FOOD

Energy Balls 4 Ways

Are you a ball of energy? Then try these four energy balls in flavors like PB&J, mango coconut, espresso and more!

FOOD

Energy Balls 4 Ways

Are you a ball of energy? Then try these four energy balls in flavors like PB&J, mango coconut, espresso and more!

Ingredients

  • 1/4 cup dried unsweetened berries, soaked in warm water for 5 minutes
  • 2 Medjool dates, pitted
  • 1 cup rolled oats, plus more for garnish
  • 1 cup smooth peanut butter

Steps

  1. Make the “jelly”: In a food processor fitted with the blade attachment, pulse drained soaked berries and dates until a smooth paste forms. Transfer to a bowl and set aside.
  2. Make the peanut butter dough: In a food processor fitted with the blade attachment, pulse the oats until a flour-like powder forms. Add the peanut butter and pulse until a dough forms.
  3. Assemble the bites: Take about a tablespoon of the peanut butter dough and create a flat circle in the palm of your hand. Dollop about a quarter teaspoon of the “jam” in the middle. Fold the peanut butter circle around the jam, covering completely. Roll gently to smooth out the ball. Do this with the remaining dough and jelly. Roll finished energy bites in additional oats.
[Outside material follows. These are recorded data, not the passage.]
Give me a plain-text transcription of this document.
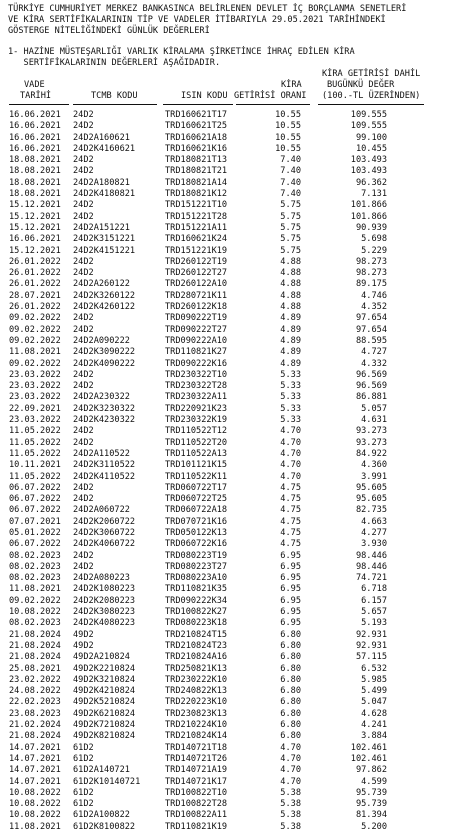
TÜRKİYE CUMHURİYET MERKEZ BANKASINCA BELİRLENEN DEVLET İÇ BORÇLANMA SENETLERİ
VE KİRA SERTİFİKALARININ TİP VE VADELER İTİBARIYLA 29.05.2021 TARİHİNDEKİ
GÖSTERGE NİTELİĞİNDEKİ GÜNLÜK DEĞERLERİ
1- HAZİNE MÜSTEŞARLIĞI VARLIK KİRALAMA ŞİRKETİNCE İHRAÇ EDİLEN KİRA
SERTİFİKALARININ DEĞERLERİ AŞAĞIDADIR.
VADE
TARİHİ	TCMB KODU	ISIN KODU
KİRA
GETİRİSİ ORANI
KİRA GETİRİSİ DAHİL
BUGÜNKÜ DEĞER
(100.-TL ÜZERİNDEN)
16.06.2021 24D2	TRD160621T17	10.55	109.555
16.06.2021 24D2	TRD160621T25	10.55	109.555
16.06.2021 24D2A160621	TRD160621A18	10.55	99.100
16.06.2021 24D2K4160621	TRD160621K16	10.55	10.455
18.08.2021 24D2	TRD180821T13	7.40	103.493
18.08.2021 24D2	TRD180821T21	7.40	103.493
18.08.2021 24D2A180821	TRD180821A14	7.40	96.362
18.08.2021 24D2K4180821	TRD180821K12	7.40	7.131
15.12.2021 24D2	TRD151221T10	5.75	101.866
15.12.2021 24D2	TRD151221T28	5.75	101.866
15.12.2021 24D2A151221	TRD151221A11	5.75	90.939
16.06.2021 24D2K3151221	TRD160621K24	5.75	5.698
15.12.2021 24D2K4151221	TRD151221K19	5.75	5.229
26.01.2022 24D2	TRD260122T19	4.88	98.273
26.01.2022 24D2	TRD260122T27	4.88	98.273
26.01.2022 24D2A260122	TRD260122A10	4.88	89.175
28.07.2021 24D2K3260122	TRD280721K11	4.88	4.746
26.01.2022 24D2K4260122	TRD260122K18	4.88	4.352
09.02.2022 24D2	TRD090222T19	4.89	97.654
09.02.2022 24D2	TRD090222T27	4.89	97.654
09.02.2022 24D2A090222	TRD090222A10	4.89	88.595
11.08.2021 24D2K3090222	TRD110821K27	4.89	4.727
09.02.2022 24D2K4090222	TRD090222K16	4.89	4.332
23.03.2022 24D2	TRD230322T10	5.33	96.569
23.03.2022 24D2	TRD230322T28	5.33	96.569
23.03.2022 24D2A230322	TRD230322A11	5.33	86.881
22.09.2021 24D2K3230322	TRD220921K23	5.33	5.057
23.03.2022 24D2K4230322	TRD230322K19	5.33	4.631
11.05.2022 24D2	TRD110522T12	4.70	93.273
11.05.2022 24D2	TRD110522T20	4.70	93.273
11.05.2022 24D2A110522	TRD110522A13	4.70	84.922
10.11.2021 24D2K3110522	TRD101121K15	4.70	4.360
11.05.2022 24D2K4110522	TRD110522K11	4.70	3.991
06.07.2022 24D2	TRD060722T17	4.75	95.605
06.07.2022 24D2	TRD060722T25	4.75	95.605
06.07.2022 24D2A060722	TRD060722A18	4.75	82.735
07.07.2021 24D2K2060722	TRD070721K16	4.75	4.663
05.01.2022 24D2K3060722	TRD050122K13	4.75	4.277
06.07.2022 24D2K4060722	TRD060722K16	4.75	3.930
08.02.2023 24D2	TRD080223T19	6.95	98.446
08.02.2023 24D2	TRD080223T27	6.95	98.446
08.02.2023 24D2A080223	TRD080223A10	6.95	74.721
11.08.2021 24D2K1080223	TRD110821K35	6.95	6.718
09.02.2022 24D2K2080223	TRD090222K34	6.95	6.157
10.08.2022 24D2K3080223	TRD100822K27	6.95	5.657
08.02.2023 24D2K4080223	TRD080223K18	6.95	5.193
21.08.2024 49D2	TRD210824T15	6.80	92.931
21.08.2024 49D2	TRD210824T23	6.80	92.931
21.08.2024 49D2A210824	TRD210824A16	6.80	57.115
25.08.2021 49D2K2210824	TRD250821K13	6.80	6.532
23.02.2022 49D2K3210824	TRD230222K10	6.80	5.985
24.08.2022 49D2K4210824	TRD240822K13	6.80	5.499
22.02.2023 49D2K5210824	TRD220223K10	6.80	5.047
23.08.2023 49D2K6210824	TRD230823K13	6.80	4.628
21.02.2024 49D2K7210824	TRD210224K10	6.80	4.241
21.08.2024 49D2K8210824	TRD210824K14	6.80	3.884
14.07.2021 61D2	TRD140721T18	4.70	102.461
14.07.2021 61D2	TRD140721T26	4.70	102.461
14.07.2021 61D2A140721	TRD140721A19	4.70	97.862
14.07.2021 61D2K10140721	TRD140721K17	4.70	4.599
10.08.2022 61D2	TRD100822T10	5.38	95.739
10.08.2022 61D2	TRD100822T28	5.38	95.739
10.08.2022 61D2A100822	TRD100822A11	5.38	81.394
11.08.2021 61D2K8100822	TRD110821K19	5.38	5.200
Store in an airtight container for 3 to 5 days.

Ingredients

  • 1 cup raw cashews
  • 1 cup packed dried mangoes, soaked in warm water for 5 minutes
  • 1/2 cup unsweetened shredded coconut, plus more for garnish
  • 1 tablespoon honey
  • 1 lime, zested

Steps

  1. In a food processor fitted with the blade attachment, pulse cashews until crushed, then puree until a paste begins to form. Add drained soaked mangoes, the coconut and the honey, and puree until smooth. Roll tablespoon-sized portions of the dough into balls, and roll balls in lime zest and remaining coconut. Store in an airtight container for up to 5 days.

Ingredients

  • 1/2 cup toasted hazelnuts
  • 1/2 cup almond butter
  • 1/4 cup cocoa powder
  • 2 tablespoons maple syrup
  • 1/2 cup freeze-dried strawberry powder

Steps

  1. In a food processor fitted with the blade attachment, pulse hazelnuts until chopped, then puree until a paste begins to form. Add almond butter, cocoa powder and maple syrup and combine until smooth. Roll tablespoon-sized portions of the dough into balls, and dust balls with raspberry powder. Store in an airtight container for up to 5 days.

Ingredients

  • 12 Medjool dates, pitted
  • 1/2 cup almond butter
  • 1 teaspoon instant espresso
  • 1 teaspoon vanilla extract
  • 1 tablespoon molasses
  • 1/4 cup cocoa powder, for garnish
  • 1/2 cup chocolate-covered espresso beans, chopped, for garnish

Steps

  1. In a food processor fitted with the blade attachment, pulse then puree dates until a paste forms. Add almond butter, instant espresso, vanilla extract and molasses and combine until smooth. Roll tablespoon-sized portions of the dough into balls, and roll balls in cocoa powder and chopped espresso beans. Store in an airtight container for up to 5 days.